Mata merah itu menatap lurus ke depan. Mengawasi pergerakan seekor rusa dalam diam. Seandainya sekali saja ia membuat suara, yakin hewan buruannya akan berlari terbirit-birit.
Kala itu telah sore. Banyak pekerjaan telah Aldric tuntaskan sedikit demi sedikit. Berburu merupakan hiburan baginya tanpa interaksi dengan manusia lain. Bukan ia tak suka bercengkrama, akan tetapi ia hanya tak ingin membuat kesalahan dengan tangannya.
Telunjuknya menarik pelatuk, suara senapan angin terdengar nyaring. Peluru besi yang cukup besar berhasil mengenai kepala rusa malang itu. Ketika rusa terjatuh, Aldric mendekat dan memeriksa. Kucuran darah mengalir dari lobang hasil masuknya peluru. Aldric menunggu hingga rusa tersebut perlahan tak berkutik dan mati.
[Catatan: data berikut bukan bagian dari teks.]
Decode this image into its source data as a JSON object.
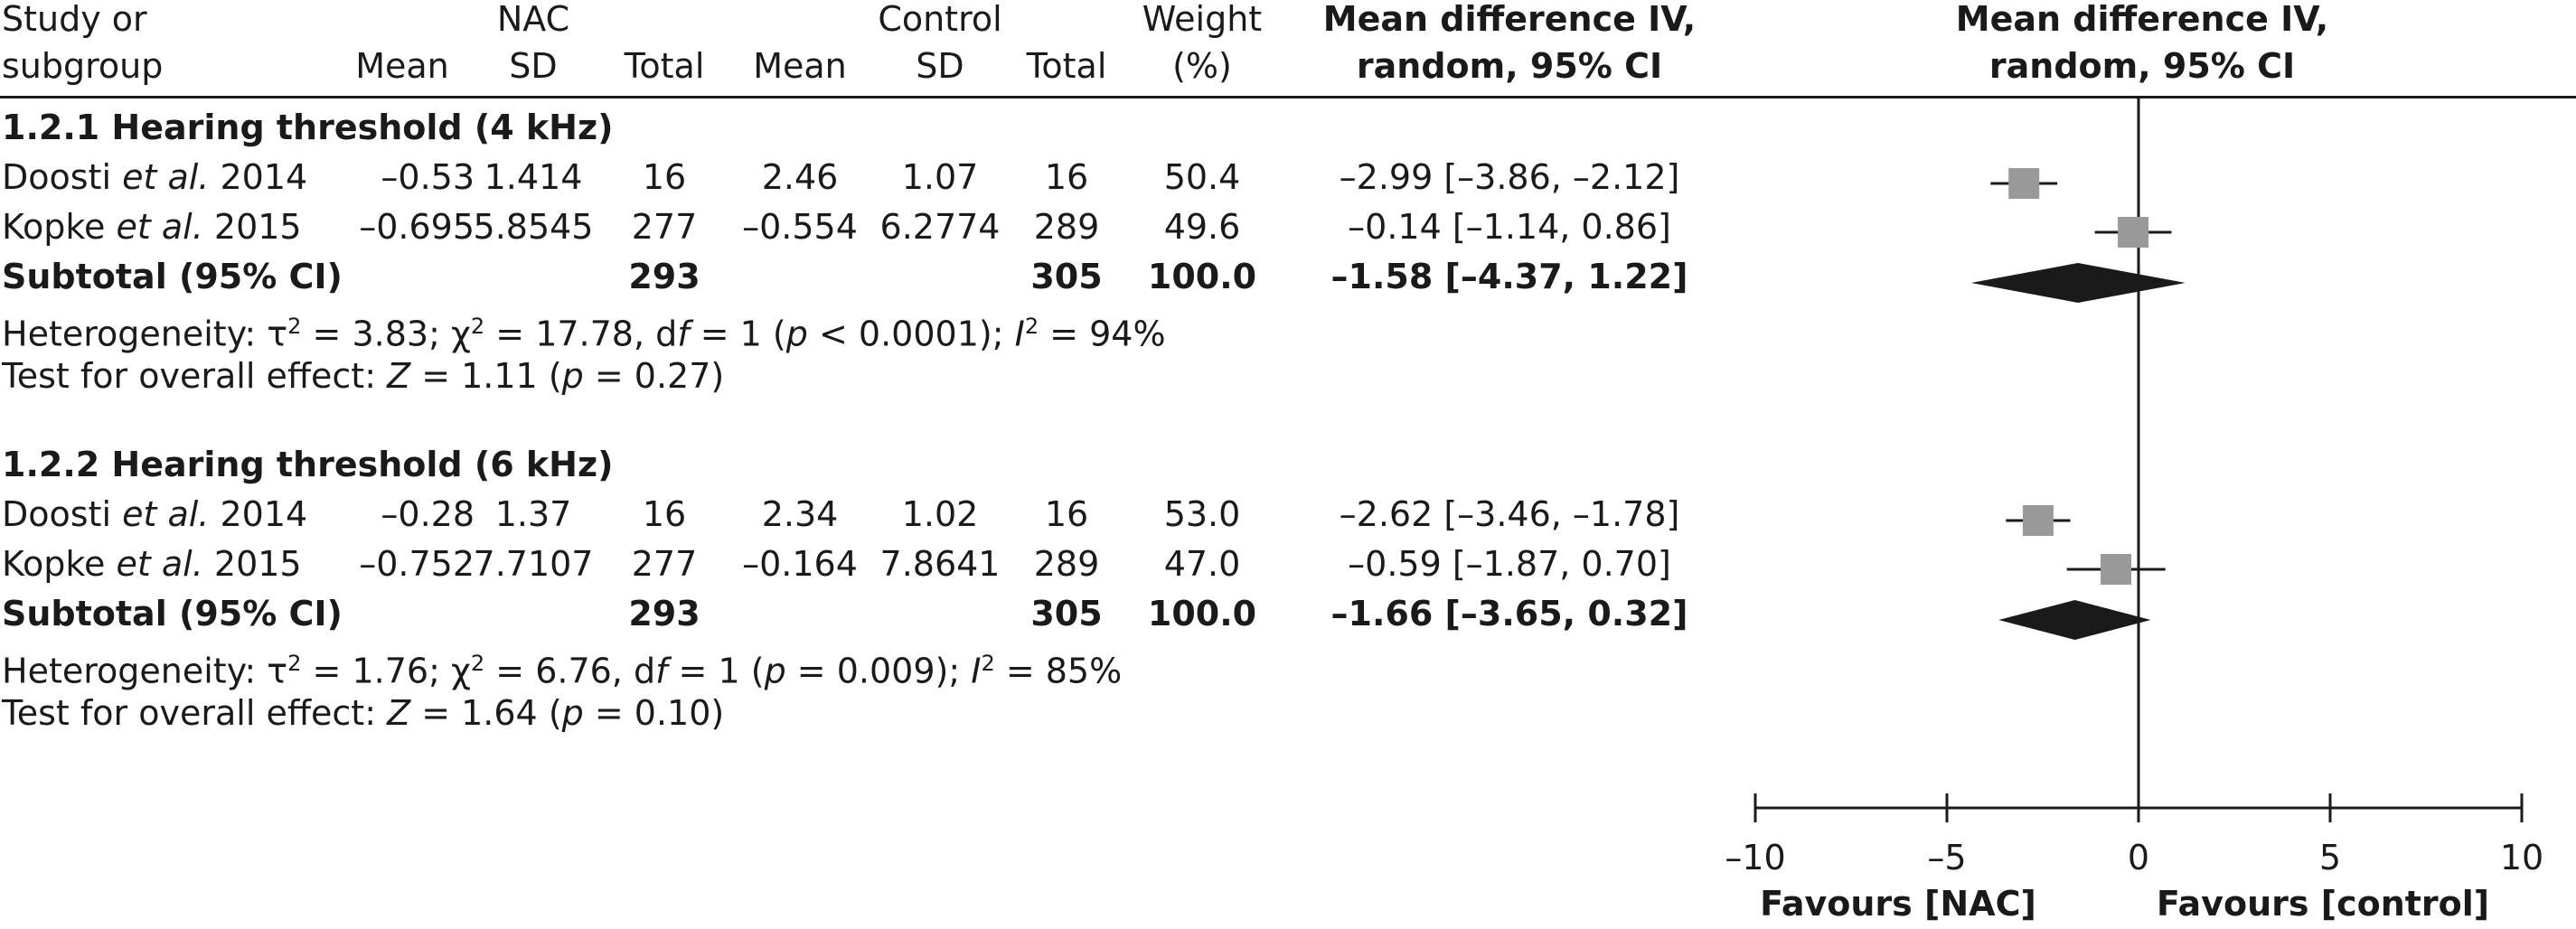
{
  "header": {
    "study_line1": "Study or",
    "study_line2": "subgroup",
    "nac_group": "NAC",
    "control_group": "Control",
    "col_mean": "Mean",
    "col_sd": "SD",
    "col_total": "Total",
    "weight_line1": "Weight",
    "weight_line2": "(%)",
    "md_line1": "Mean difference IV,",
    "md_line2": "random, 95% CI",
    "plot_line1": "Mean difference IV,",
    "plot_line2": "random, 95% CI"
  },
  "groups": [
    {
      "title": "1.2.1 Hearing threshold (4 kHz)",
      "studies": [
        {
          "author": "Doosti",
          "etal": "et al.",
          "year": "2014",
          "nac_mean": "–0.53",
          "nac_sd": "1.414",
          "nac_total": "16",
          "ctrl_mean": "2.46",
          "ctrl_sd": "1.07",
          "ctrl_total": "16",
          "weight": "50.4",
          "ci_text": "–2.99 [–3.86, –2.12]"
        },
        {
          "author": "Kopke",
          "etal": "et al.",
          "year": "2015",
          "nac_mean": "–0.695",
          "nac_sd": "5.8545",
          "nac_total": "277",
          "ctrl_mean": "–0.554",
          "ctrl_sd": "6.2774",
          "ctrl_total": "289",
          "weight": "49.6",
          "ci_text": "–0.14 [–1.14, 0.86]"
        }
      ],
      "subtotal": {
        "label": "Subtotal (95% CI)",
        "nac_total": "293",
        "ctrl_total": "305",
        "weight": "100.0",
        "ci_text": "–1.58 [–4.37, 1.22]"
      },
      "heterogeneity": {
        "prefix": "Heterogeneity: τ",
        "tau2": "3.83",
        "chi2": "17.78",
        "df": "1",
        "p_sign": "<",
        "p": "0.0001",
        "i2": "94%"
      },
      "overall": {
        "z": "1.11",
        "p": "0.27"
      }
    },
    {
      "title": "1.2.2 Hearing threshold (6 kHz)",
      "studies": [
        {
          "author": "Doosti",
          "etal": "et al.",
          "year": "2014",
          "nac_mean": "–0.28",
          "nac_sd": "1.37",
          "nac_total": "16",
          "ctrl_mean": "2.34",
          "ctrl_sd": "1.02",
          "ctrl_total": "16",
          "weight": "53.0",
          "ci_text": "–2.62 [–3.46, –1.78]"
        },
        {
          "author": "Kopke",
          "etal": "et al.",
          "year": "2015",
          "nac_mean": "–0.752",
          "nac_sd": "7.7107",
          "nac_total": "277",
          "ctrl_mean": "–0.164",
          "ctrl_sd": "7.8641",
          "ctrl_total": "289",
          "weight": "47.0",
          "ci_text": "–0.59 [–1.87, 0.70]"
        }
      ],
      "subtotal": {
        "label": "Subtotal (95% CI)",
        "nac_total": "293",
        "ctrl_total": "305",
        "weight": "100.0",
        "ci_text": "–1.66 [–3.65, 0.32]"
      },
      "heterogeneity": {
        "prefix": "Heterogeneity: τ",
        "tau2": "1.76",
        "chi2": "6.76",
        "df": "1",
        "p_sign": "=",
        "p": "0.009",
        "i2": "85%"
      },
      "overall": {
        "z": "1.64",
        "p": "0.10"
      }
    }
  ],
  "axis": {
    "favours_left": "Favours [NAC]",
    "favours_right": "Favours [control]"
  },
  "colors": {
    "square": "#999999",
    "diamond": "#1a1a1a",
    "line": "#1a1a1a"
  },
  "chart_data": {
    "type": "forest",
    "xlim": [
      -10,
      10
    ],
    "ticks": [
      -10,
      -5,
      0,
      5,
      10
    ],
    "tick_labels": [
      "–10",
      "–5",
      "0",
      "5",
      "10"
    ],
    "studies": [
      {
        "group": 0,
        "md": -2.99,
        "lo": -3.86,
        "hi": -2.12,
        "weight": 50.4
      },
      {
        "group": 0,
        "md": -0.14,
        "lo": -1.14,
        "hi": 0.86,
        "weight": 49.6
      },
      {
        "group": 1,
        "md": -2.62,
        "lo": -3.46,
        "hi": -1.78,
        "weight": 53.0
      },
      {
        "group": 1,
        "md": -0.59,
        "lo": -1.87,
        "hi": 0.7,
        "weight": 47.0
      }
    ],
    "subtotals": [
      {
        "group": 0,
        "md": -1.58,
        "lo": -4.37,
        "hi": 1.22
      },
      {
        "group": 1,
        "md": -1.66,
        "lo": -3.65,
        "hi": 0.32
      }
    ]
  }
}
Aldric mengambil karung yang dilipat rapi dari saku celana. Rusa buruannya tak begitu besar, karena memang ia mencari rusa kecil agar mudah dibawa seorang diri. Ia melangkah untuk kembali pulang usai mengangkat hewan buruannya di bahu kanan. Senapan miliknya hanya digenggam dengan satu tangan.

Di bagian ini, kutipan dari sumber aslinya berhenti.